Miłośnicy królowej sportów motorowych na początek oficjalnych testów czekali z ogromną niecierpliwością. Wydarzenie w Bahrajnie jest w tym roku wyjątkowe głównie za sprawą Lewisa Hamiltona. Brytyjczyk kilka miesięcy temu zszokował dosłownie całe środowisko i postawił na ogromną rewolucję, zamieniając Mercedesa na Ferrari. Siedmiokrotny mistrz świata do czerwonej maszyny pierwszy raz wsiadł co prawda już jakiś czas temu. Teraz jednak dopiero pokazał się w niej szerszej publiczności, poza granicami Italii.
"Ferrari jest całkiem inne. Od momentu ubrania kombinezonu i wejścia do garażu czujesz niesamowitą pasję. To wszystko jest bardzo ekscytujące. Ten zespół ma niesamowitą historię i jako dzieciak marzyłem, by ścigać się z Ferrari. Ciągle szczypię się, by upewnić się, że to wszystko naprawdę się dzieje. Mam tak wielkie oczekiwania" - oznajmił w jednym z pierwszych wywiadów w nowych barwach (cytat za: "f1wm.pl").
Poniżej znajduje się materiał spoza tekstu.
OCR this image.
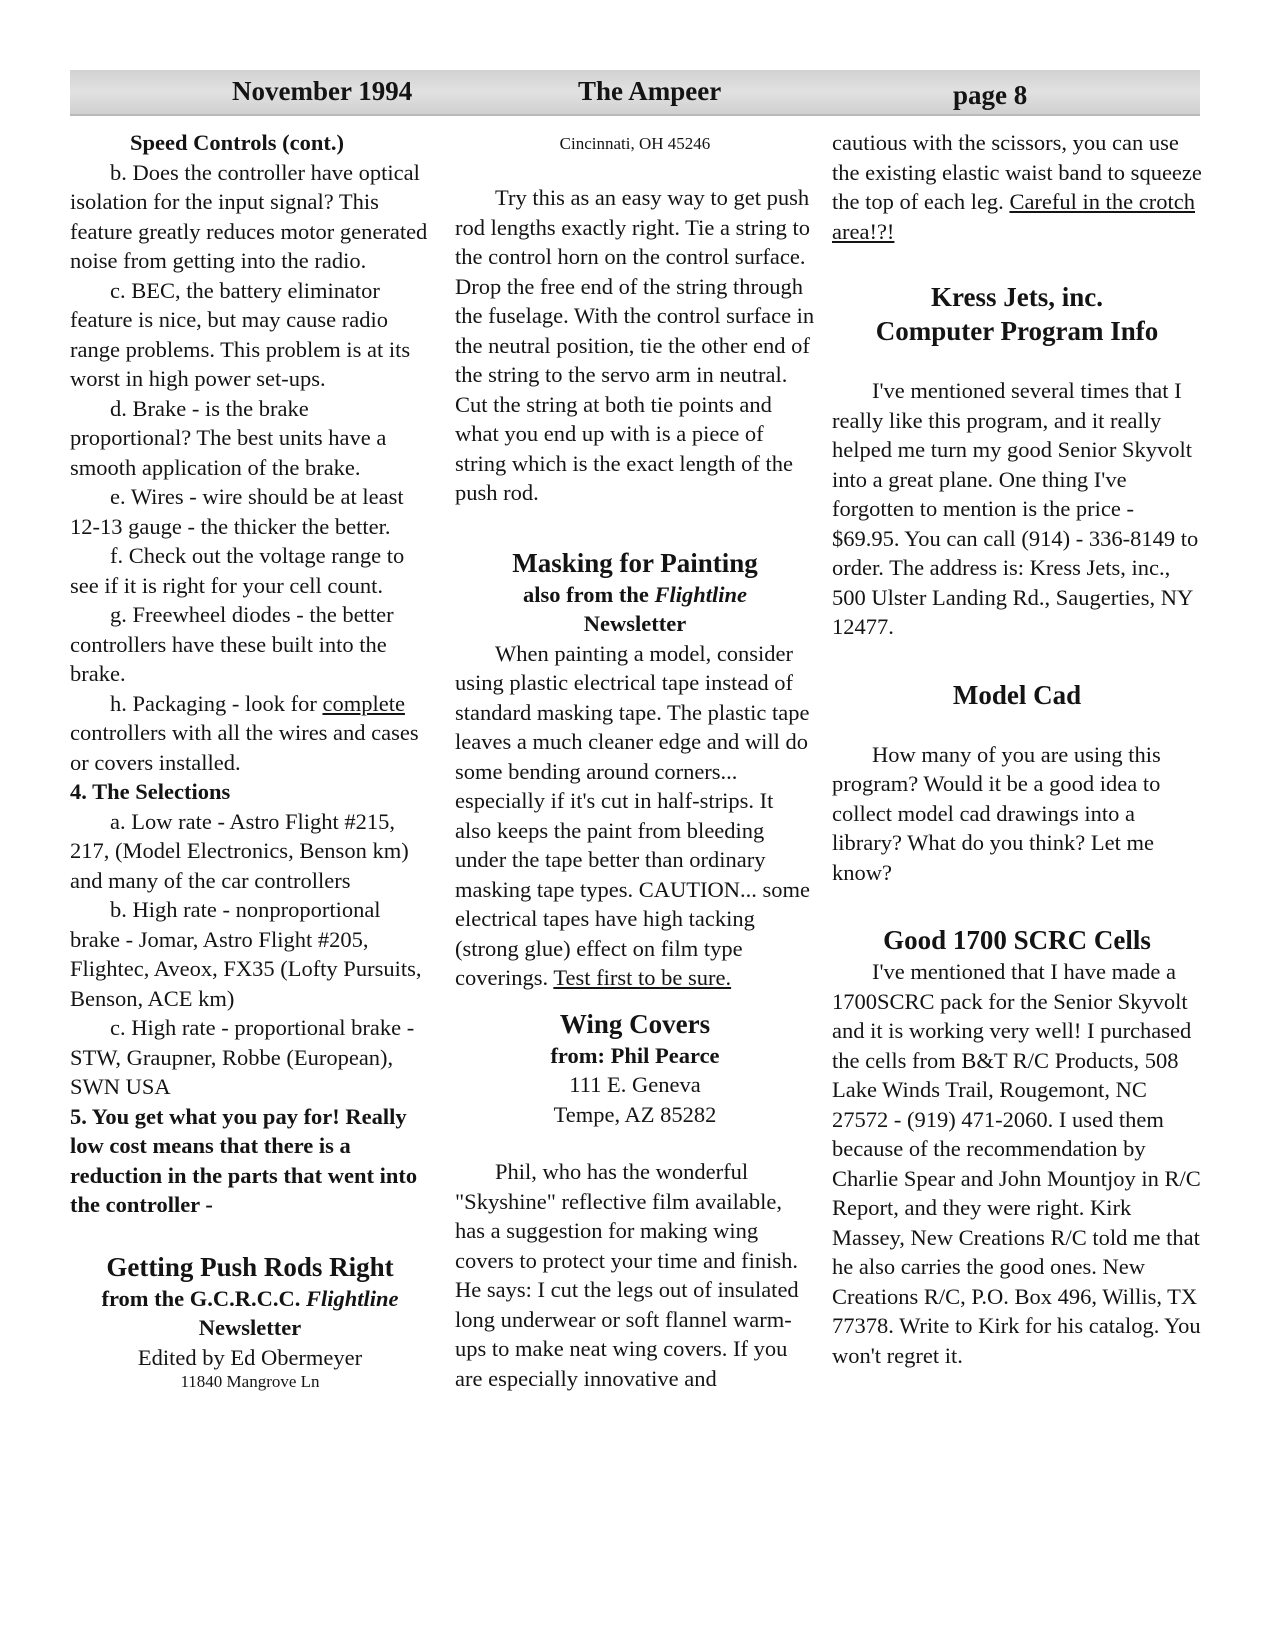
November 1994	The Ampeer	page 8

Speed Controls (cont.)

b. Does the controller have optical isolation for the input signal? This feature greatly reduces motor generated noise from getting into the radio.

c. BEC, the battery eliminator feature is nice, but may cause radio range problems. This problem is at its worst in high power set-ups.

d. Brake - is the brake proportional? The best units have a smooth application of the brake.

e. Wires - wire should be at least 12-13 gauge - the thicker the better.

f. Check out the voltage range to see if it is right for your cell count.

g. Freewheel diodes - the better controllers have these built into the brake.

h. Packaging - look for complete controllers with all the wires and cases or covers installed.

4. The Selections

a. Low rate - Astro Flight #215, 217, (Model Electronics, Benson km) and many of the car controllers

b. High rate - nonproportional brake - Jomar, Astro Flight #205, Flightec, Aveox, FX35 (Lofty Pursuits, Benson, ACE km)

c. High rate - proportional brake - STW, Graupner, Robbe (European), SWN USA

5. You get what you pay for! Really low cost means that there is a reduction in the parts that went into the controller -

Getting Push Rods Right

from the G.C.R.C.C. Flightline

Newsletter

Edited by Ed Obermeyer

11840 Mangrove Ln

Cincinnati, OH 45246

Try this as an easy way to get push rod lengths exactly right. Tie a string to the control horn on the control surface. Drop the free end of the string through the fuselage. With the control surface in the neutral position, tie the other end of the string to the servo arm in neutral. Cut the string at both tie points and what you end up with is a piece of string which is the exact length of the push rod.

Masking for Painting

also from the Flightline

Newsletter

When painting a model, consider using plastic electrical tape instead of standard masking tape. The plastic tape leaves a much cleaner edge and will do some bending around corners... especially if it's cut in half-strips. It also keeps the paint from bleeding under the tape better than ordinary masking tape types. CAUTION... some electrical tapes have high tacking (strong glue) effect on film type coverings. Test first to be sure.

Wing Covers

from: Phil Pearce

111 E. Geneva

Tempe, AZ 85282

Phil, who has the wonderful "Skyshine" reflective film available, has a suggestion for making wing covers to protect your time and finish. He says: I cut the legs out of insulated long underwear or soft flannel warm-ups to make neat wing covers. If you are especially innovative and

cautious with the scissors, you can use the existing elastic waist band to squeeze the top of each leg. Careful in the crotch area!?!

Kress Jets, inc.

Computer Program Info

I've mentioned several times that I really like this program, and it really helped me turn my good Senior Skyvolt into a great plane. One thing I've forgotten to mention is the price - $69.95. You can call (914) - 336-8149 to order. The address is: Kress Jets, inc., 500 Ulster Landing Rd., Saugerties, NY 12477.

Model Cad

How many of you are using this program? Would it be a good idea to collect model cad drawings into a library? What do you think? Let me know?

Good 1700 SCRC Cells

I've mentioned that I have made a 1700SCRC pack for the Senior Skyvolt and it is working very well! I purchased the cells from B&T R/C Products, 508 Lake Winds Trail, Rougemont, NC 27572 - (919) 471-2060. I used them because of the recommendation by Charlie Spear and John Mountjoy in R/C Report, and they were right. Kirk Massey, New Creations R/C told me that he also carries the good ones. New Creations R/C, P.O. Box 496, Willis, TX 77378. Write to Kirk for his catalog. You won't regret it.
Brytyjczyk, jeżeli chodzi o rezultaty, w Bahrajnie szału nie zrobił. W tego typu wydarzeniach nie liczą się jednak wyniki. Należy również wziąć pod uwagę fakt, iż doświadczony zawodnik dopiero oswaja się z nowym samochodem. Na uwagę zasługuje tu liczba pokonanych aż siedemdziesięciu okrążeń. Na przerwę obiadową siedmiokrotny czempion schodził więc z poczuciem dobrze wykonanej pracy. Po dłuższej pauzie w Ferrari zastąpił go Charles Leclerc. Około 15:00 dość nieoczekiwanie nastała... kompletna ciemność.
Lando Norris najszybszy w pierwszym dniu testów. Jeżdżono o godzinę dłużej
W pewnym momencie istniało poważne zagrożenie, że dzisiejsze jazdy nie zostaną już wznowione. Mijał cenny czas, a specjaliści wciąż dwoili się i troili, by uporać się z awarią. Na szczęście w końcu udała im się ta sztuka, lecz dopiero po upływie godziny. W związku z tym uczestnicy popołudniowych zajęć otrzymali dodatkowe sześćdziesiąt minut na zdobycie cennych danych.
Na czele środowej tabeli czasów uplasował się Lando Norris z broniącego tytułu wśród konstruktorów McLarena. Czołową trójkę uzupełnili George Russell (Mercedes) oraz Max Verstappen (Red Bull). Testy w Bahrajnie potrwają do czwartku.